La banalización, la simplificación, la
trivialización: métodos que se ponen en marcha, iterados, para hacer
parecer que una situación determinada, si no es parte de la norma,
tampoco merece más atención que la que se le da a cualquier hecho nimio
de la vida cotidiana.
Tómese como ejemplo la conversión a
veces disimulada, a veces evidente, que los propagandistas del statu quo
—en la vida económica, la social, la cultural, la política — hacen de
palabras o consignas históricamente identificadas con grupos subversivos
o disidentes. Canciones pop que toman como motivo la rebeldía de
generaciones pasadas; programas de televisión que, so pretexto de la
parodia, transforman la vida política de un país es una gracejada;
eslóganes políticos que vuelven cliché o lugar común lo que alguna vez
fue exigencia novedosa y radical; productos que al comercializarse transforman en objeto de todos los días —para consumirse y desecharse— la irrupción de la disidencia en el orden social.
Así, los asistentes a una protesta
pública son personas sin ocupación fija, rijosos, inconformes que no
tienen razón para estarlo, vándalos que al recibir esta u otras
denominaciones pierden toda oportunidad de exponer sus motivos, sus
intenciones, los fines que persiguen.
Así, realidades complejas como la
inmigración, asuntos de salud pública como el aborto o el suicidio, la
precaria situación laboral de los países subdesarrollados, la pobreza
creciente de los supuestamente desarrollados, el asesinato por parte de
las autoridades de personajes juzgados previamente como “malvados” por
la opinión pública dominante, en última instancia son “cosa de todos los
días” o, si extraordinarios, sepultados en el olvido del siguiente
canal sintonizado, de la siguiente página pasada, del siguiente hecho
que la lógica de la sociedad del espectáculo eleva a los nuevos
titulares.
Por poner un ejemplo, ¿cuánto tiempo se le ha dedicado en los
noticieros con más auditorio, cuánto espacio en las revistas o los
periódicos de más tiraje, a la pesadilla diaria que viven miles de
migrantes que buscan llegar a los Estados Unidos pasando por
Centroamérica y México? ¿Cuánto en comparación con un hecho más o menos
aislado, pero infinitamente más comprensible y asequible
intelectualmente, que un hecho más propio de la nota roja o de las
páginas del corazón?
¿Qué mejor manera de
controlar una población —escribe Todhuntern— que induciendo la apatía y
la banalidad y promoviendo la trivialización de las causas, ideas o
situaciones difíciles de algunos? ¿Qué mejor manera de controlar a los
disidentes que ridiculizándolos o, si esto no funciona, en el caso del
gobierno indio, levantando cargos de sedición contra 7 mil legítimos
manifestantes antinucleares en Kudankulam —simples aldeanos y
pescadores?
Es cierto, parcialmente cierto, que en
la vida diaria no podemos vivir angustiados por la descomunal miseria
que el mundo lleva consigo —y, de alguna manera, tampoco podemos
hacernos responsables de ella.
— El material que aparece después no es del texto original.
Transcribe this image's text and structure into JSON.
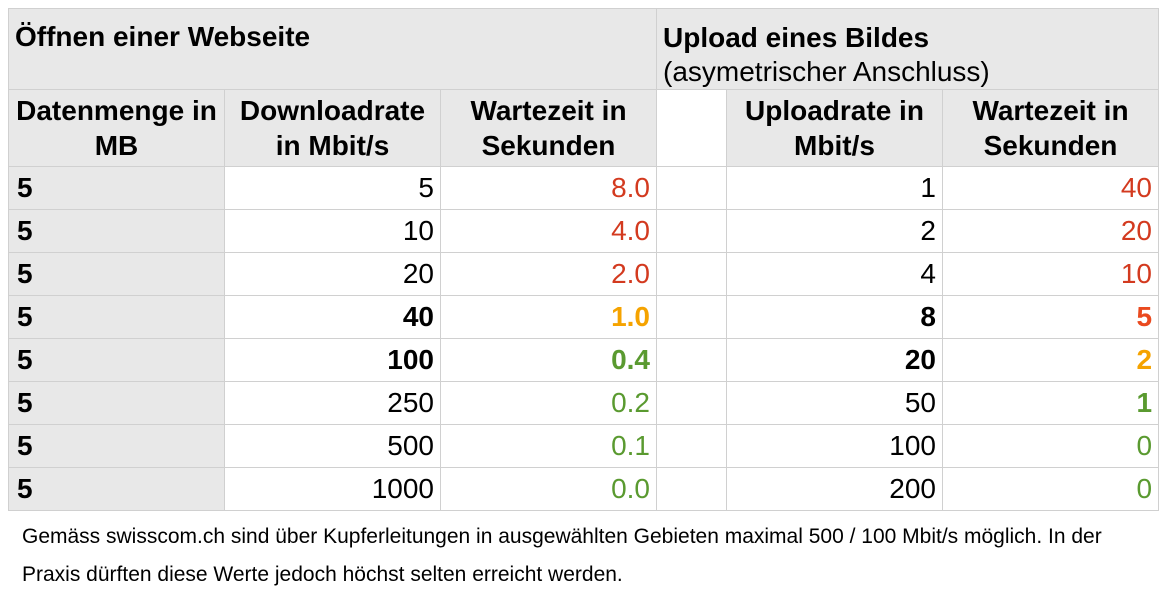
{
  "titles": {
    "left": "Öffnen einer Webseite",
    "right_main": "Upload eines Bildes",
    "right_sub": "(asymetrischer Anschluss)"
  },
  "headers": {
    "datenmenge": "Datenmenge in MB",
    "downloadrate": "Downloadrate in Mbit/s",
    "wartezeit_download": "Wartezeit in Sekunden",
    "uploadrate": "Uploadrate in Mbit/s",
    "wartezeit_upload": "Wartezeit in Sekunden"
  },
  "rows": [
    {
      "mb": "5",
      "down": "5",
      "wait_down": "8.0",
      "up": "1",
      "wait_up": "40"
    },
    {
      "mb": "5",
      "down": "10",
      "wait_down": "4.0",
      "up": "2",
      "wait_up": "20"
    },
    {
      "mb": "5",
      "down": "20",
      "wait_down": "2.0",
      "up": "4",
      "wait_up": "10"
    },
    {
      "mb": "5",
      "down": "40",
      "wait_down": "1.0",
      "up": "8",
      "wait_up": "5"
    },
    {
      "mb": "5",
      "down": "100",
      "wait_down": "0.4",
      "up": "20",
      "wait_up": "2"
    },
    {
      "mb": "5",
      "down": "250",
      "wait_down": "0.2",
      "up": "50",
      "wait_up": "1"
    },
    {
      "mb": "5",
      "down": "500",
      "wait_down": "0.1",
      "up": "100",
      "wait_up": "0"
    },
    {
      "mb": "5",
      "down": "1000",
      "wait_down": "0.0",
      "up": "200",
      "wait_up": "0"
    }
  ],
  "colors": {
    "red": "#d33a1f",
    "orange": "#f5a300",
    "red_orange": "#ea4a1f",
    "green": "#5a9a30",
    "header_bg": "#e8e8e8"
  },
  "footnote": "Gemäss swisscom.ch sind über Kupferleitungen in ausgewählten Gebieten maximal 500 / 100 Mbit/s möglich. In der Praxis dürften diese Werte jedoch höchst selten erreicht werden."
}
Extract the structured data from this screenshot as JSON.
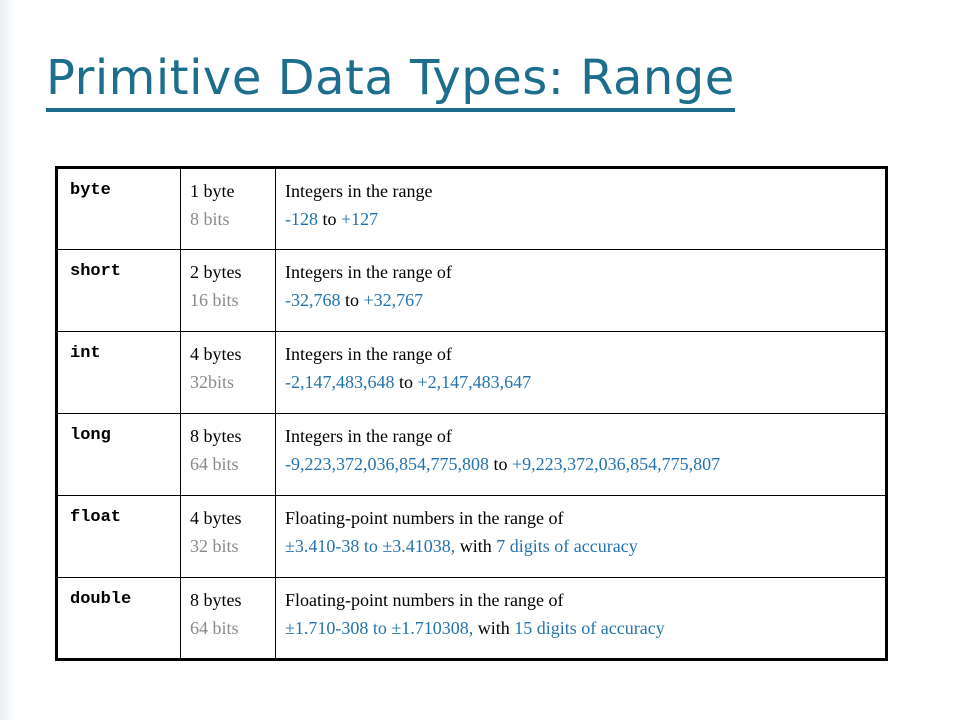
{
  "slide": {
    "title": "Primitive Data Types: Range"
  },
  "colors": {
    "title": "#1c6e8c",
    "range_values": "#2473ae",
    "bits_text": "#8a8a8a"
  },
  "table": {
    "rows": [
      {
        "type": "byte",
        "size_bytes": "1 byte",
        "size_bits": "8 bits",
        "desc_line1": "Integers in the range",
        "line2_a": "-128",
        "line2_b": " to ",
        "line2_c": "+127",
        "line2_d": "",
        "line2_e": ""
      },
      {
        "type": "short",
        "size_bytes": "2 bytes",
        "size_bits": "16 bits",
        "desc_line1": "Integers in the range of",
        "line2_a": "-32,768",
        "line2_b": " to ",
        "line2_c": "+32,767",
        "line2_d": "",
        "line2_e": ""
      },
      {
        "type": "int",
        "size_bytes": "4 bytes",
        "size_bits": "32bits",
        "desc_line1": "Integers in the range of",
        "line2_a": "-2,147,483,648",
        "line2_b": " to ",
        "line2_c": "+2,147,483,647",
        "line2_d": "",
        "line2_e": ""
      },
      {
        "type": "long",
        "size_bytes": "8 bytes",
        "size_bits": "64 bits",
        "desc_line1": "Integers in the range of",
        "line2_a": "-9,223,372,036,854,775,808",
        "line2_b": " to ",
        "line2_c": "+9,223,372,036,854,775,807",
        "line2_d": "",
        "line2_e": ""
      },
      {
        "type": "float",
        "size_bytes": "4 bytes",
        "size_bits": "32 bits",
        "desc_line1": "Floating-point numbers in the range of",
        "line2_a": "±3.410-38 to ±3.41038,",
        "line2_b": " with ",
        "line2_c": "7 digits of accuracy",
        "line2_d": "",
        "line2_e": ""
      },
      {
        "type": "double",
        "size_bytes": "8 bytes",
        "size_bits": "64 bits",
        "desc_line1": "Floating-point numbers in the range of",
        "line2_a": "±1.710-308 to ±1.710308,",
        "line2_b": " with ",
        "line2_c": "15 digits of accuracy",
        "line2_d": "",
        "line2_e": ""
      }
    ]
  }
}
Pero quizá este sea un enfoque equivocado
(que, además, incluso incurre en esa misma trivialización: quejarnos
como hábito y modo de vida, ¿no es también una manera de reducirlo todo a
un vasto problema sin solución ante el cual solo queda resignarse?).
Quizá la salida de este callejón sea dar
la vuelta y comenzar no a angustiarnos ni preocuparnos, sino a actuar:
en la medida de nuestras posibilidades y en el horizonte a nuestro
alcance. Y parte de esto es entender que el mundo no es tan simple como
otras entidades con sus intereses propios intentan presentarlo.